# Best Bird dryer



## badbullgator (Dec 20, 2004)

Who makes the best bird dryer? Our club needs some heavy duty dryers. The ones for Dogs Afield (stainless steel) look good and sturdy. Anyone have experience with these? What others are heavy duty and will hold up to club use and abuse? Not really interested in the aluminum rack dryers, we have been through way too many of those.


----------



## John Lash (Sep 19, 2006)

I have one and it's good. Other than losing a piece I don't see how you could hurt it.


----------



## badbullgator (Dec 20, 2004)

Thank you John, that is what I was hoping to hear


----------



## fuchsr (Aug 10, 2008)

I agree with John, that dryer is hard to kill. The main downside for me is, it's HEAVY and every time I set it up I wish I had bought something lighter. But for club use, it's a great choice.


----------



## Old School Labs (May 17, 2006)

My pro has had one for 2 or 3 years and is indistructible, although it is called "Mr Scissor Hands" for a reason. Need to be careful when folding it up to move or put it away.


----------



## FOM (Jan 17, 2003)

Cory,

I would also recommend putting pins in the rack to keep the pieces altogether so if you want to move it around at the line it is easier....

Lainee


----------



## John Lash (Sep 19, 2006)

I second the Mr. Scissorhands. It's never "gotten" me, but it always tries...


----------



## Orion Labradors (Sep 12, 2010)

Butch Green makes the best and most versatile bird dryers. Phone: 310 645-7106


----------



## Howard N (Jan 3, 2003)

Orion Labradors said:


> Butch Green makes the best and most versatile bird dryers. Phone: 310 645-7106


Yes he does for you or me. But for a club?

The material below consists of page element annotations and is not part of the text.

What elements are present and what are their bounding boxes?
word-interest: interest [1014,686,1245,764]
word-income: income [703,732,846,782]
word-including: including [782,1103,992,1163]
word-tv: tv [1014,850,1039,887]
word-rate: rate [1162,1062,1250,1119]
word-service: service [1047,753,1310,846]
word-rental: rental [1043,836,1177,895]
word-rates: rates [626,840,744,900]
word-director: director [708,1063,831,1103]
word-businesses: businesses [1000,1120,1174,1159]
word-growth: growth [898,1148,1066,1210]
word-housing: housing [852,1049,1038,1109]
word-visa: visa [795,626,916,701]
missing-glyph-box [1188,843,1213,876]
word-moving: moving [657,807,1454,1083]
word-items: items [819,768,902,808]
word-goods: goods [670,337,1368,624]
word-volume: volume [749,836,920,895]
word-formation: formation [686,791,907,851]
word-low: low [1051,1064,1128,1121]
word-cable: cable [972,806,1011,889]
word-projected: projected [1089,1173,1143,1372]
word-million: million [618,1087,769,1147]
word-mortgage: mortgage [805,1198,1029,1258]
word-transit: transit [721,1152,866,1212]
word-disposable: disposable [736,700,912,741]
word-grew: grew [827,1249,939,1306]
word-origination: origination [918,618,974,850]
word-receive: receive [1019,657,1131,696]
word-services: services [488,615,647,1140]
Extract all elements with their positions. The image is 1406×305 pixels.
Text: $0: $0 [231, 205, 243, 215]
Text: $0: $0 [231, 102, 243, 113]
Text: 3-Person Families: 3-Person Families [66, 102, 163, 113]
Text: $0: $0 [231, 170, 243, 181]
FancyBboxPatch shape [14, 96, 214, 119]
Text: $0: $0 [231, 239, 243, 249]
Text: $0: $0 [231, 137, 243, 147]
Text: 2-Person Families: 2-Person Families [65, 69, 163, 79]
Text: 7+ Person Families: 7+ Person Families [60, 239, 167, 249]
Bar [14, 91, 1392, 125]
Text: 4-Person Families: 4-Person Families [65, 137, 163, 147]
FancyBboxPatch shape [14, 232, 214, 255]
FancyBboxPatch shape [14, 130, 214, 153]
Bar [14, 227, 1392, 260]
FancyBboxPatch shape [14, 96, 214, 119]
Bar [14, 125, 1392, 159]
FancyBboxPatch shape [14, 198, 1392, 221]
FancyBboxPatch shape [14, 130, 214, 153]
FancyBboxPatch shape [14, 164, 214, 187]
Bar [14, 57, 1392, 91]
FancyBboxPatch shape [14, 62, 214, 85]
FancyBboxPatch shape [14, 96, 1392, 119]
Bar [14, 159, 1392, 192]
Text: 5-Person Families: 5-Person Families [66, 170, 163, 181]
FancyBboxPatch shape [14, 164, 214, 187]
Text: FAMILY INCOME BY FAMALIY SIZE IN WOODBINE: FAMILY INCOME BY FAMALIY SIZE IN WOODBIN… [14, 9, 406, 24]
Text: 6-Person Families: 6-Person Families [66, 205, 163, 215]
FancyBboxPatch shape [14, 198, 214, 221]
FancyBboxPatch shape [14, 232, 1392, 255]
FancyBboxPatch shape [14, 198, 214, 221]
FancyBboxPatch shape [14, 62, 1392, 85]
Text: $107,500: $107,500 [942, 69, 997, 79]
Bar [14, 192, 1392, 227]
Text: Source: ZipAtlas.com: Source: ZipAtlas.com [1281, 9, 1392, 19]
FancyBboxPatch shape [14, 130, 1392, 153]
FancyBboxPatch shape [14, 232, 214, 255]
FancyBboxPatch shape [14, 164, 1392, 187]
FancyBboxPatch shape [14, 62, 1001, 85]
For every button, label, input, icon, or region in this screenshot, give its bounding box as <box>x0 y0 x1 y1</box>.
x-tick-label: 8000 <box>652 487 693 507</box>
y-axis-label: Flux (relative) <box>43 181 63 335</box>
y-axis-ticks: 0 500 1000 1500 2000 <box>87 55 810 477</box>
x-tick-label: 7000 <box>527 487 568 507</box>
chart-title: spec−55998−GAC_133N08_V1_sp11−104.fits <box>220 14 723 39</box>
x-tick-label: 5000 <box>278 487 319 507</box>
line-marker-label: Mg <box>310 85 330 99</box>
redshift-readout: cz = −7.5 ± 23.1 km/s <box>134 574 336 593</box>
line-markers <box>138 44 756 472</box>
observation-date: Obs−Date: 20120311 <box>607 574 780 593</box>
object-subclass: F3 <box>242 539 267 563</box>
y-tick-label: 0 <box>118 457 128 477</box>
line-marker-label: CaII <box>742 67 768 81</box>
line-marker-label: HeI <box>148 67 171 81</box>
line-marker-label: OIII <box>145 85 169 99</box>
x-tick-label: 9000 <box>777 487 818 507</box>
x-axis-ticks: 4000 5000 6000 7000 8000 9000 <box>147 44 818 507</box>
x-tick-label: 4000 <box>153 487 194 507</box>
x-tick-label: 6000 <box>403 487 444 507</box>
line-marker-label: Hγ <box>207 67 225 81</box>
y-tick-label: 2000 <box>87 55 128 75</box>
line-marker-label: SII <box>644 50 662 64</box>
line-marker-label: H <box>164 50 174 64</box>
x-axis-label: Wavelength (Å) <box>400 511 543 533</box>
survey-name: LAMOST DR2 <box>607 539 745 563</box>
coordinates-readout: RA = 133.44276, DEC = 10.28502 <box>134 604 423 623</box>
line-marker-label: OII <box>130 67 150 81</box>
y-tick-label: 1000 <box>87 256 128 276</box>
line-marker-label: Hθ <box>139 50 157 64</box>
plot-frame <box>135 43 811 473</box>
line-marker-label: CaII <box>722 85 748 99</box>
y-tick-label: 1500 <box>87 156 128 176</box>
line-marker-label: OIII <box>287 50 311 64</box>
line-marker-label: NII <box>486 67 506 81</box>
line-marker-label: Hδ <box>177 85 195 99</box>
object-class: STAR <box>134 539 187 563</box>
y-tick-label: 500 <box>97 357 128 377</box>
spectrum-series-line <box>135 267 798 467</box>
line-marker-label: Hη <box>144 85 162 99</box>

Our club bought 2 of Butch Green's driers two years ago. The kids have them pretty bent up in two seasons. They're still usable but you can see they'll be broken in time. The last ones we had were steel and parts got lost and they got broken up too. But we got 6 or 7 years out of them. I don't think we will out of these newer aluminum ones.

For a club, I want something a little more kid proof (or member proof actually ). If there is such a thing.


----------



## badbullgator (Dec 20, 2004)

Howard N said:


> Yes he does for you or me. But for a club?
> 
> Our club bought 2 of Butch Green's driers two years ago. The kids have them pretty bent up in two seasons. They're still usable but you can see they'll be broken in time. The last ones we had were steel and parts got lost and they got broken up too. But we got 6 or 7 years out of them. I don't think we will out of these newer aluminum ones.
> 
> For a club, I want something a little more kid proof (or member proof actually ). If there is such a thing.



This is truth. Thanks for all the replies


----------



## Deleted On Request (Jan 28, 2011)

We built our own out of 2x4s.


----------